Now that I have all this historical data, it's time for some fun stuff. I was able to quickly, for example, look for the restaurants in Spain which had the longest 3-star streaks since 2019:

Well, it’s definitely not the full story. Michelin already started including Spain in their guides back in 1910, so there’s that
Well, it’s definitely not the full story. Michelin already started including Spain in their guides back in 1910, so there’s that

The rise and fall

Take GästeHaus Klaus Erfort: it used to have 3 stars back in 2020, but has consistently stayed at 2 stars since 2021 (which is pretty impressive nevertheless):

Green stars follow the money

Another cool finding: Green Stars (for sustainability) are way more common in higher price brackets (“€€€€”), especially in Europe:

Makes sense when you think about it - sustainable sourcing and practices cost money, and higher-end restaurants have the margins to support it
Makes sense when you think about it - sustainable sourcing and practices cost money, and higher-end restaurants have the margins to support it

On the flip side, Bib Gourmand (good value) is concentrated in “$$” and “€€” (mid-price brackets), rarely in the highest. Which is literally the point of the award, but it's satisfying to see the data confirm what we'd expect.
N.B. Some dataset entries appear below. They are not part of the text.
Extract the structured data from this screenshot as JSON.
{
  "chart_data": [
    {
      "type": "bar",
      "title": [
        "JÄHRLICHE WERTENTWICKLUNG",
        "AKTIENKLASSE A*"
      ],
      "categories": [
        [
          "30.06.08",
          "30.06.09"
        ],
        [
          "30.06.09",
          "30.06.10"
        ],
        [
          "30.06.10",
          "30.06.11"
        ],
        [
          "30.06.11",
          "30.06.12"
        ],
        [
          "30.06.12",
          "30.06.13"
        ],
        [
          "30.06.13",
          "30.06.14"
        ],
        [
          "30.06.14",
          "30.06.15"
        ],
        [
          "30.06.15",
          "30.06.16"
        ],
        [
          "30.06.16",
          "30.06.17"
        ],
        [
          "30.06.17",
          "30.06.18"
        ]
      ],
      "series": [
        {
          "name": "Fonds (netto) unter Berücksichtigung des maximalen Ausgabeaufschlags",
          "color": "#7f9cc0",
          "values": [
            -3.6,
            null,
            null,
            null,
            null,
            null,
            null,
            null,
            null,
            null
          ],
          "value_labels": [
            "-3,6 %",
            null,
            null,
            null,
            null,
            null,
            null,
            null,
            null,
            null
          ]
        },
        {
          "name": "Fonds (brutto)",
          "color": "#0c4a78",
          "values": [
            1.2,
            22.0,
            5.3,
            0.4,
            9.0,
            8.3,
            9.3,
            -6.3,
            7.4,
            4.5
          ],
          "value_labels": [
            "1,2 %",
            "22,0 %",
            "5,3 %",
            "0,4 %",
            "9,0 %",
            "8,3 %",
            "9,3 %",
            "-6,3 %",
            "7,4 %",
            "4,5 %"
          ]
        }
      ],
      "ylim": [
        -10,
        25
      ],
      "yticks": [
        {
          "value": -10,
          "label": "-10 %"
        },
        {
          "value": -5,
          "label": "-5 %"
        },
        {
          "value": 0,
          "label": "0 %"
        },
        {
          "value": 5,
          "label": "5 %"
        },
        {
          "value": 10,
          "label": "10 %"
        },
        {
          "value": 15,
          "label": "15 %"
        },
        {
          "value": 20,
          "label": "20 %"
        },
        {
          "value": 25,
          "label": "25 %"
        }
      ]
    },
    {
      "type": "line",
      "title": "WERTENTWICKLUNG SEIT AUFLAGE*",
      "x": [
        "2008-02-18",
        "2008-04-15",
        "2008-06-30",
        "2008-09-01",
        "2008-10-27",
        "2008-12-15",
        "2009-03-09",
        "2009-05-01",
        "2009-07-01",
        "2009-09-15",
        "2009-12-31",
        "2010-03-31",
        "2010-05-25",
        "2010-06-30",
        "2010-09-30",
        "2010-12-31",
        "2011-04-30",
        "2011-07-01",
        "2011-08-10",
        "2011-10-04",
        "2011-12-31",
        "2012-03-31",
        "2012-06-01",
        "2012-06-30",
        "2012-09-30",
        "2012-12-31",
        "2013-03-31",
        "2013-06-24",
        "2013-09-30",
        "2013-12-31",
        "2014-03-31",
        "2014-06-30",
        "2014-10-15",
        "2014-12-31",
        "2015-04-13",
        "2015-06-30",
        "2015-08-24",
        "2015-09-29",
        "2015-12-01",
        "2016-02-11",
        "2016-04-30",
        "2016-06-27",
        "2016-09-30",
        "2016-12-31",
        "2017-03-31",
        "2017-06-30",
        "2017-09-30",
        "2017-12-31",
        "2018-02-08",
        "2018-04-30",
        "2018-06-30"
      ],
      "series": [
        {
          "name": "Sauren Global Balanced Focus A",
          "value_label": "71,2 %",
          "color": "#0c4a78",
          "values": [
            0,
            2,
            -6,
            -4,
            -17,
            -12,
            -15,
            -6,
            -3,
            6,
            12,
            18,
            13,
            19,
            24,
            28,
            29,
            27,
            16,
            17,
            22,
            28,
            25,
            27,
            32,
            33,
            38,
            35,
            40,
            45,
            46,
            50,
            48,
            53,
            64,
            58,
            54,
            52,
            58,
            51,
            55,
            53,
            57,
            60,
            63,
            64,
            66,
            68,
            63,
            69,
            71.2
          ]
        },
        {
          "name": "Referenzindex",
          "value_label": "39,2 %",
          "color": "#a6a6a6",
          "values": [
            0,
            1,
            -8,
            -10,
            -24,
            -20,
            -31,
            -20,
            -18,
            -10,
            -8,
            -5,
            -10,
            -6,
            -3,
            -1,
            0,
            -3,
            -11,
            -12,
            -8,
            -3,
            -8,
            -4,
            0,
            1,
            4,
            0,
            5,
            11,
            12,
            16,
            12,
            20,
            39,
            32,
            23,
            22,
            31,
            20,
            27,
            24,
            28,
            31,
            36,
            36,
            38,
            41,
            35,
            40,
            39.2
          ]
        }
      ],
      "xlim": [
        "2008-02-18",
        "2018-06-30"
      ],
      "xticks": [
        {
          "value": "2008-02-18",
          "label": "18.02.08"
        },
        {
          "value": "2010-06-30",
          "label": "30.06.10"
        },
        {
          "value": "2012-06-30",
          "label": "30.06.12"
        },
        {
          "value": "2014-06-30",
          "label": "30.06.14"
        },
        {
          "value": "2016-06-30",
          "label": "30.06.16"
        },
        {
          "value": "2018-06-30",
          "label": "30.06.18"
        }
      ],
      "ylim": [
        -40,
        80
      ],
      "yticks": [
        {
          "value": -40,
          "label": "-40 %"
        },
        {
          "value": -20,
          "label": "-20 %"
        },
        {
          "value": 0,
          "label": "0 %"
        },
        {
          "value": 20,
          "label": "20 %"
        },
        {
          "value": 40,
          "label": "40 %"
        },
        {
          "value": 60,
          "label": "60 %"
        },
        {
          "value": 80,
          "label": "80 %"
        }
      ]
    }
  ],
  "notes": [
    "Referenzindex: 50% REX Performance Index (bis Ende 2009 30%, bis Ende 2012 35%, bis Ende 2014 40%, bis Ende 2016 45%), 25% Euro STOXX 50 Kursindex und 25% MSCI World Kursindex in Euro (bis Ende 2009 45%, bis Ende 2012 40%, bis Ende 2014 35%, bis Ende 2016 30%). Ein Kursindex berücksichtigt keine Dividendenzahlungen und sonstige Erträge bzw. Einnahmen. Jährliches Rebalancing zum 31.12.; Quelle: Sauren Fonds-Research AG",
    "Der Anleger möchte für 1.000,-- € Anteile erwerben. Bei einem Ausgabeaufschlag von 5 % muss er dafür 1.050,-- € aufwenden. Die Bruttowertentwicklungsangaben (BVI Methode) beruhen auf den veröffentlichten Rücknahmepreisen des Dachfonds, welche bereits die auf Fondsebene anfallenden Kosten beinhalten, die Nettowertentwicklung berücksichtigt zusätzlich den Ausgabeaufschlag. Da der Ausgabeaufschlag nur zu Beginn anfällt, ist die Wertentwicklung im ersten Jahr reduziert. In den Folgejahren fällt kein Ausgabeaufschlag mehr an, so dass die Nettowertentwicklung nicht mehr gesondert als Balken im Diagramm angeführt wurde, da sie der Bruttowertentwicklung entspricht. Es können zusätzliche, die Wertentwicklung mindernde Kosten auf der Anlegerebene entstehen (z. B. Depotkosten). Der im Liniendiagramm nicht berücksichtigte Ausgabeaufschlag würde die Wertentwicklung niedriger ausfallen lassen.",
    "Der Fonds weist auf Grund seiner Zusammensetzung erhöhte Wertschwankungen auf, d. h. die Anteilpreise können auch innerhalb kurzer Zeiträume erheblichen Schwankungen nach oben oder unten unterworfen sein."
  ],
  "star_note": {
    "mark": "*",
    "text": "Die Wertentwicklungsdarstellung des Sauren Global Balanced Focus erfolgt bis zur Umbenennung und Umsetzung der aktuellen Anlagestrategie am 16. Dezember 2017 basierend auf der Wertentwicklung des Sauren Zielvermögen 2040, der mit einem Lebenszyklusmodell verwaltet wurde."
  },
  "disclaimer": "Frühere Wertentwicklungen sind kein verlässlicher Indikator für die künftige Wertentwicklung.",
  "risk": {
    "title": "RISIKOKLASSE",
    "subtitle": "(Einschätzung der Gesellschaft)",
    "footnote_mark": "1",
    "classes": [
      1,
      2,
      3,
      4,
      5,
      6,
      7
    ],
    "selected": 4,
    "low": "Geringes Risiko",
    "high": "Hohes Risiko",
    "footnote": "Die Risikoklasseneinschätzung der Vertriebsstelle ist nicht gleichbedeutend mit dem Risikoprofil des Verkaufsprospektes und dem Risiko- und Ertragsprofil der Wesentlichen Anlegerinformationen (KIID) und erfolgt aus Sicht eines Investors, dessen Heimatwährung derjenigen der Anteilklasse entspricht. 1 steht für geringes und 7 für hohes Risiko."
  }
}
Top cuisines among the restaurants

In terms of cuisine, starred restaurants are mostly dominated by Creative and Japanese cuisine:

Was anyone expecting differently?
Was anyone expecting differently?

Clearly, there is much more to be discovered, but I think these will do for now.

Flaws

Finally, I must say that the project isn’t perfect. The Wayback Machine only has snapshots starting from 2019, and even then, not every restaurant and year is fully archived.

Secondly, closed restaurants, like Julemont in Wittem, are missing from the current database. It was a two-star place in June 2024, but after closing, it had just disappeared by February 2025. It’d be great if we could keep their info in the records, so we have a more complete history.

💬

Update: the second flaw is addressed by PR#125

Lastly, what we have here doesn’t consider if a restaurant changes its name, switches owners, or even moves to a different location over the years. This is particularly tricky to track, especially if the Michelin guide URL changes for the restaurant.

Rest assured that the award history will still be accurate as long as the Michelin guide URL stays consistent over the years!

Accepting imperfection

At some point, I had to make a choice: spend more weeks trying to achieve perfect historical coverage, or accept that 2019 onwards is good enough.

I went with the latter.

Sure, I'm missing some earlier data, but 2019 gives me a solid base. More importantly, from now on, I have the infrastructure to capture proper historical data for the future. Every month, I'm building tomorrow's historical dataset.

Having said that, I'll probably work on addressing some of these issues in the near future (fingers crossed).

🙏

Thanks so much to everyone who emailed me and took the time to share your feedback so quickly — it truly means a lot to me!

What's Next

Now that I have all this historical data flowing, the real fun is just beginning.

I really hope to keep this project going for a while. Fingers crossed it won’t end up costing me too much. Who knows, maybe in 10 or 20 years, we’ll look back at what we’ve done with even more data — now that would be pretty fun!